FEW Saints supporters can offer a spectator's perspective as varied as BBC 5 Live and Sky Sports commentator Stuart Pyke.

Bitten by the bug as an inquisitive seven-year-old boy, Pyke has been able to follow the men in a red vee in a number of guises for the past 47 seasons, including a spell as a club director.

And although his professional career has taken him across the globe with international cricket, world darts and top-flight football it is the crest of St Helens that is engraved upon his heart.

Like many a follower backing the Saints in that time span, Pyke has enjoyed what can only be described as a rollercoaster ride – but he cites last year’s Grand Final win over Wigan as a high point.

But he is also glad he opted to leave his microphone for the day and simply sit back and enjoy the occasion.

“It is great to be able to commentate and it is like getting paid for a hobby - but sometime have to say no,” he said.

“I was due to be on duty with Radio 5 for the Grand Final, but turned it down and bought 10 tickets for family and friends and it was one of the greatest days of my life.

“Last year Saints had achieved so much against adversity, taken the knockbacks and ignored the critics and the sniping that ‘Saints are useless’.

“Sometimes in sport there is destiny and it was ours this year.

“The image that will live with me forever and a day is Wello’s reaction at the hooter.
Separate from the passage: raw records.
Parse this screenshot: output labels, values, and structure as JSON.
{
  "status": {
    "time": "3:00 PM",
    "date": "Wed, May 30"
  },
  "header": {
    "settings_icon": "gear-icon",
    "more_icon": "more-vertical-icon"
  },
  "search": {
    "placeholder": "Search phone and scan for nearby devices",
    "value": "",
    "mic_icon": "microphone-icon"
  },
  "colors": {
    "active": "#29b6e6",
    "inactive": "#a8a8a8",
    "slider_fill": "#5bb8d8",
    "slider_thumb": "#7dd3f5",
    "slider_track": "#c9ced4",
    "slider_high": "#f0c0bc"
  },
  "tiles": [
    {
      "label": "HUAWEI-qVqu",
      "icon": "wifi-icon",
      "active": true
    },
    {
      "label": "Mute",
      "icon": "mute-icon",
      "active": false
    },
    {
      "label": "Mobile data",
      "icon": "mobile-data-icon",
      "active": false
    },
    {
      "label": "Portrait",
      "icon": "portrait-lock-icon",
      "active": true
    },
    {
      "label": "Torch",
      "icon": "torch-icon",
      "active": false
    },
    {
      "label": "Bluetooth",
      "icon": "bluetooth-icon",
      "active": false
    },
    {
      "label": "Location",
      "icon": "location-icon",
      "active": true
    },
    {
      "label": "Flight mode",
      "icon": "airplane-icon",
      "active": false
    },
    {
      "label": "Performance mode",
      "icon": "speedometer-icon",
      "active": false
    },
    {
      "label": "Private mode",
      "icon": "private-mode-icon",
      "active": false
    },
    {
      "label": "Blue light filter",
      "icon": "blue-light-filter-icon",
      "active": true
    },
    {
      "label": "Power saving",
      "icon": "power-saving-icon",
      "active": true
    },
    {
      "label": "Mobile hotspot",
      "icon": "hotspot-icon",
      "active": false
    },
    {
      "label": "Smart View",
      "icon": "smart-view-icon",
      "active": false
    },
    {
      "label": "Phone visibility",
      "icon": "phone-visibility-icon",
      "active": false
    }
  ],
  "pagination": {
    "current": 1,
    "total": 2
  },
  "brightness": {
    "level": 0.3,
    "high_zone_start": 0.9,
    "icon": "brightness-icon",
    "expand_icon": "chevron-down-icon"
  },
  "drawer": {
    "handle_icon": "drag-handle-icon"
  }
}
That was sheer joy, elation, relief – if ever a player deserved that it was Wello, who had done more than most in turning the season around.

“It is brilliant that he is going around again at Saints – and I think he deserves the chance to beat Kel Coslett’s club appearance record.”

It has been a busy time for commentator Pyke with the World Darts Championships taking centre stage in the festive sports calendar, but soon it will be back to rugby where his professionalism through years of practice allows him to be the consummate professional – showing no signs of partiality even when commentating on his beloved Saints.

The club has been a big part of his life since being taken up to Knowsley Road as a young boy in February 1968 – and seeing Vollenhoven play on the wing in his last ever season at Saints.

“I recall my first Saints game – it was against Huddersfield in the first round of the Challenge Cup and remember crying for a week because we lost 5-0 – but that was it, I was hooked.

“For all pleasure and pain Saints has been my passion for more than 40 years.

“I have been through it like everyone else – the heartbreak of Mark Elia and Derek Noonan.

“In fact 20 years of winning nothing really started at Wembley in 1978 and I was in the corner where Derek Noonan knocked on in front of the line.

“There are two moments for me that sum Saints up – Noonan dropping the ball there and then on the other hand there is Wide to West. There tends to be no in between on the Saints roller coaster. That is what supporting Saints is about, you are in it for life.”

But Pyke was in it deeper than most in the early 1990s, having inherited shares from his grandfather Howard Hunter – a former vice chairman of the club – and took a seat on the board.

This was of course at time when full-time Wigan, backed by massive crowds at Central Park, wiped the floor with all comers.

It was a tough time for the Saints who at that stage seemed destined to live in the shadow of their rivals, made tougher by losing the likes of star men like Andy Platt and Gary Connolly to their rivals on the other side of the lump.

Pyke accepts some mistakes were made by the board, but he nevertheless stoutly defends the men who had to put their hands in their own pocket to try and build a team that would eventually match and then overtake The Riversiders.

“Saints lived from hand to mouth and we were hung drawn and quartered as a board, maybe some times deserved. But those people kept St Helens alive at a time when the town had suffered massively economically.

“On that board everyone played their part – without men le Joe Pickavance, Eric Latham, Mally Kay, Tom Ellard and Howard Morris – Saints wouldn’t be going now.

“Some of criticism is just wrong because people put their hands in the own pockets – I actually paid for Chris Joynt’s right leg – the members of the board put up their own money in to sign him from Oldham.

“Eric Ashton was one of nicest guys and shrewdest and most knowledgeable guys I have met – and he was determined that Saints were going to start progressing, but everyone played their part.

“I had a lot of work on the other side of the world with my job cricket commentating so decided to leave the board – and then we started winning things – so I take credit for the upturn after 1995!” he said.

Like all fans of a certain generation, Knowsley Road was a massive part of his life and he was sorry to see it go – but he believes the move to Langtree Park has given Saints a new lease of life.

"You have to pay tribute to Eamonn McManus – he has saved this club, and pushed through the move to Langtree Park – and the club is making a profit now – weddings, dinners and conferences– it is busy all the time and long may it continue. Eamonn has been hugely instrumental that and in helping to build two champion teams really.

“And now look - we are playing South Sydney in February in front of an 18,000 sell-out crowd at Langtree Park.

“Everyone has dreamt of days like this - Russell Crowe is going to be in St Helens along with one of best teams the NRL has produced in recent years and we have got a chance of winning the game!”